A WTA 125 ahead next week

The good news is that Andreescu, who will also play Rome, isn’t waiting another 10 days for that to happen.

She’s headed to the Catalonia Open, a WTA 125-level tournament that had previous homes in Reus and Lleida before moving to the Vic Tennis Club this year.

The Vic Tennis Club is a long way from Manolo Santana Stadium, but a good place for Andreescu to get some match play. (Pic: Catalonia Open)

It has been a LONG time since Andreescu played below the WTA level: more than six years.

The last time was in January, 2019, when she had just broken into the top 100 after qualfying and winning a round at the Australian Open. Andreescu stopped in Newport Beach, Calif. on the way home to play a high-level “Challenger” type event that was part of the now-defunct Oracle Series.

She trounced No. 3 seed Eugenie Bouchard in the quarters, edged past No. 2 seed Tatjana Maria in a third-set tiebreak in the semis, and beat No. 7 seed Jessica Pegula 6-0, 4-6, 6-2 in the final to jump into the top 70. And by that very fact, she earned herself a wild card at Indian Wells a month later.

The BNP Paribas Open has made a practice of offering wild cards to rising players who would make the cut on their current ranking, but were out of range at the tournament entry deadline that was (then) six weeks prior.

And we know what happened there.

No coach, at least for now

Cantisano in the players’ box in Madrid this week.

The commentators on Andreescu’s matches this week referred to her new coach, the veteran German Torben Beltz.

Except … that isn’t actually happening. (The first clue that should have come to their attention was the fact that he wasn’t in the player box either in Rouen, or Madrid).

Beltz, who coached Angelique Kerber during half-a-dozen stints during her career, is the recently-named head of women’s tennis for the German Tennis Federation.

That’s a pretty steady, stress-free gig, and probably well-remunerated as well.

We’re told Beltz did spend a couple of weeks with Andreescu training in Europe, as she readied for her return. But only on an informal basis.

At least for now, she is travelling with Antonio Fernandez Cantisano, a Spaniard she has worked with before and who is sort of one-stop shopping: coach, hitting partner and physio all in one.

Andreescu hasn’t had a full-time coach since the experienced Sven Groeneveld took his leave at the end of 2022.

During her last stint, she had hitting partner J.T. Nishimura as a hitting partner/coach.

After Vic, Andrescu heads to Rome, where she’ll play the main draw once again on a protected ranking.

The unexpected appendectomy that required the first surgery of her life, which occurred in February as she prepared to make her return at Indian Wells and Miami and cost her another six weeks, did allow her to reclaim that protected ranking. At No. 64, it will get her into the extended 96-player 1000 draws.

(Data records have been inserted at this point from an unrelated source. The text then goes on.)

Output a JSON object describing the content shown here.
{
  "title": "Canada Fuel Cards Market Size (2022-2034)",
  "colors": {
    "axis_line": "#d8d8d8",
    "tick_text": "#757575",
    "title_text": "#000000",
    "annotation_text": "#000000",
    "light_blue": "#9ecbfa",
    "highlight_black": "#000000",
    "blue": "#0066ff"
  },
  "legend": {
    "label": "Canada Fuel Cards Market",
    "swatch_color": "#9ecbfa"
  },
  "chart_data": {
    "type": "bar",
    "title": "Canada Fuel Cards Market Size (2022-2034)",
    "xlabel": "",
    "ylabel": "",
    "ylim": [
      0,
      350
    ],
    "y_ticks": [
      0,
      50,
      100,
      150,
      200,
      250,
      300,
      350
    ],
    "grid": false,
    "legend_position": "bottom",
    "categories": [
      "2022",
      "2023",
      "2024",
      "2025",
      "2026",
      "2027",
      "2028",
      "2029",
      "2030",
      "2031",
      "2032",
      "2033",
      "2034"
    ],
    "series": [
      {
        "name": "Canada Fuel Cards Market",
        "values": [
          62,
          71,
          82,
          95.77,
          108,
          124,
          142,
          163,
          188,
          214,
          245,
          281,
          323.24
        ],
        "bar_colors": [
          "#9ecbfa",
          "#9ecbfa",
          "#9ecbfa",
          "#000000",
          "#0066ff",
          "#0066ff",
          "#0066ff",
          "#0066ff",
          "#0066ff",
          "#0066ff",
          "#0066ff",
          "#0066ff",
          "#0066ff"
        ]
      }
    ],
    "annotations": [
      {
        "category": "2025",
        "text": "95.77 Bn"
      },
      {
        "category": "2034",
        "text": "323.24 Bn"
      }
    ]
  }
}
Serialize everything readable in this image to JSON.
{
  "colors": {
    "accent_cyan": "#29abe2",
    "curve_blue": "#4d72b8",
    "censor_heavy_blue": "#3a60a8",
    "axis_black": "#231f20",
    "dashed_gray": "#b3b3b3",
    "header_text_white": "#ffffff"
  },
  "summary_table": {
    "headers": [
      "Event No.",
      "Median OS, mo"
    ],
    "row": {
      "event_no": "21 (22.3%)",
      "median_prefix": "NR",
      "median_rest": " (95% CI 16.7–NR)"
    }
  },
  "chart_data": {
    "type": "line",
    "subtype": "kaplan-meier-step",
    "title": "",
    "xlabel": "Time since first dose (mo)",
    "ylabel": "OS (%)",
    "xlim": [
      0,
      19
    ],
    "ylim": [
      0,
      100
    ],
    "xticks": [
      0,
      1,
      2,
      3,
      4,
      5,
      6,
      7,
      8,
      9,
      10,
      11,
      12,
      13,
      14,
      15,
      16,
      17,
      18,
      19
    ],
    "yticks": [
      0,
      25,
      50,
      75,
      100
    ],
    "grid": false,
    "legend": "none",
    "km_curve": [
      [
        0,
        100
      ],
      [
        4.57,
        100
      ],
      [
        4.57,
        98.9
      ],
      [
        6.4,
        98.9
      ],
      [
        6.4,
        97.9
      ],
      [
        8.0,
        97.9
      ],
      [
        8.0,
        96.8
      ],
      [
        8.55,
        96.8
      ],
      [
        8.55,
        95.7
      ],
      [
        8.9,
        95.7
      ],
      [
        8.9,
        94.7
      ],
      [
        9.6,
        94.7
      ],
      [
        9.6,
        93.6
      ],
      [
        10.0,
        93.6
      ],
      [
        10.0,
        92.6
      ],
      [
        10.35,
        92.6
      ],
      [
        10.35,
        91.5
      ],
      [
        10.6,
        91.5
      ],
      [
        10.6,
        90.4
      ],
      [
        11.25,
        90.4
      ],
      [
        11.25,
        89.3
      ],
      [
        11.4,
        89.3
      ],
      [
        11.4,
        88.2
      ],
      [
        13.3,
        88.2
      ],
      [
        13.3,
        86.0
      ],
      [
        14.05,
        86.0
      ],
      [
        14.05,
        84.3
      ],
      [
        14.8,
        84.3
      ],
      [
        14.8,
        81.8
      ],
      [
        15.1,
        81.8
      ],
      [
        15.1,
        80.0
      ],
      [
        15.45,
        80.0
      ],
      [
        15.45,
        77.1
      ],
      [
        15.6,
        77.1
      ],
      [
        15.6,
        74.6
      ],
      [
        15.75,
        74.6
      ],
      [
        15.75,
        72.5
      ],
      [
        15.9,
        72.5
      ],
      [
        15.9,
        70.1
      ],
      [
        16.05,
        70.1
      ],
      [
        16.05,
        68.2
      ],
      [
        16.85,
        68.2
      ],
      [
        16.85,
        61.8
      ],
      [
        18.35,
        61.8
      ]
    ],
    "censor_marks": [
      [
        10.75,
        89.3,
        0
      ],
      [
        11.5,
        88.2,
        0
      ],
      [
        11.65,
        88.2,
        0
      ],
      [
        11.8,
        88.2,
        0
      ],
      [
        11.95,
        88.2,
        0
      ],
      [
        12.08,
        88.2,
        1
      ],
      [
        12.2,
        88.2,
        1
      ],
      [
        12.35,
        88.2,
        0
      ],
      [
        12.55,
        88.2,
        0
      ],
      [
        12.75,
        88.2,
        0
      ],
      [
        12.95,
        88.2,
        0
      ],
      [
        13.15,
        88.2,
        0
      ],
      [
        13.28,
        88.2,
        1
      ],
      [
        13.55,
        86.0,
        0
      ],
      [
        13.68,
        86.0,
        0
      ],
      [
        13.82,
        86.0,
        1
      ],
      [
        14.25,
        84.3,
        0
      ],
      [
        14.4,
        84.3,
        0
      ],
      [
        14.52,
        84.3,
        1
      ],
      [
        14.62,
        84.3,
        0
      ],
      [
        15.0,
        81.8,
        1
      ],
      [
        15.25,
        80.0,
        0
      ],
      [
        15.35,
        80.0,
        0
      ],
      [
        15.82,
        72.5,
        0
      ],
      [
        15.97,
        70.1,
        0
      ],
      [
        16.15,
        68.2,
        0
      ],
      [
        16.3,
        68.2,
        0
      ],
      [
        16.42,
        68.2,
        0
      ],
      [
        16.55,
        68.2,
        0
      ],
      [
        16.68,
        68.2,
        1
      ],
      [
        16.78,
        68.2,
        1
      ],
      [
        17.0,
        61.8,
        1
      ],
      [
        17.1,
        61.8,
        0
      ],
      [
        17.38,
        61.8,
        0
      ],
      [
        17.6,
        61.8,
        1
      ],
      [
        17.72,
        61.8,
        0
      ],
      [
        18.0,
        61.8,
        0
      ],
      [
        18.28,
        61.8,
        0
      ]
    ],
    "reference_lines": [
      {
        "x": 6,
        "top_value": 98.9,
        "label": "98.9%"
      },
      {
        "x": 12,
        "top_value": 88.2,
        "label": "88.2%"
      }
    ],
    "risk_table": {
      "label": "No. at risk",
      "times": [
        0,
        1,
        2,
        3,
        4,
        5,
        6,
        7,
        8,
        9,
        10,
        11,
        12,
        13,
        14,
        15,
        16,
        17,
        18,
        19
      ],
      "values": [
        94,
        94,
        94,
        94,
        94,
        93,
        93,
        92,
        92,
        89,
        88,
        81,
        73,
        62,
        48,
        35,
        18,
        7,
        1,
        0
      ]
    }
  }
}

After that, she would have to play the qualifying at Roland Garros at this point, having used up her allowed “protected ranking Grand Slams” quota of two during her previous absence.

The French Federation isn’t big on giving main draw wild cards to non-French players. Perhaps Tennis Canada can negotiate something for her, as they have done in past years for other players.

If not, it would still be more matches to get under her belt before the grass-court season and beyond. If health and mindset allow her to be in it for the long haul this timee, that can only be a good thing.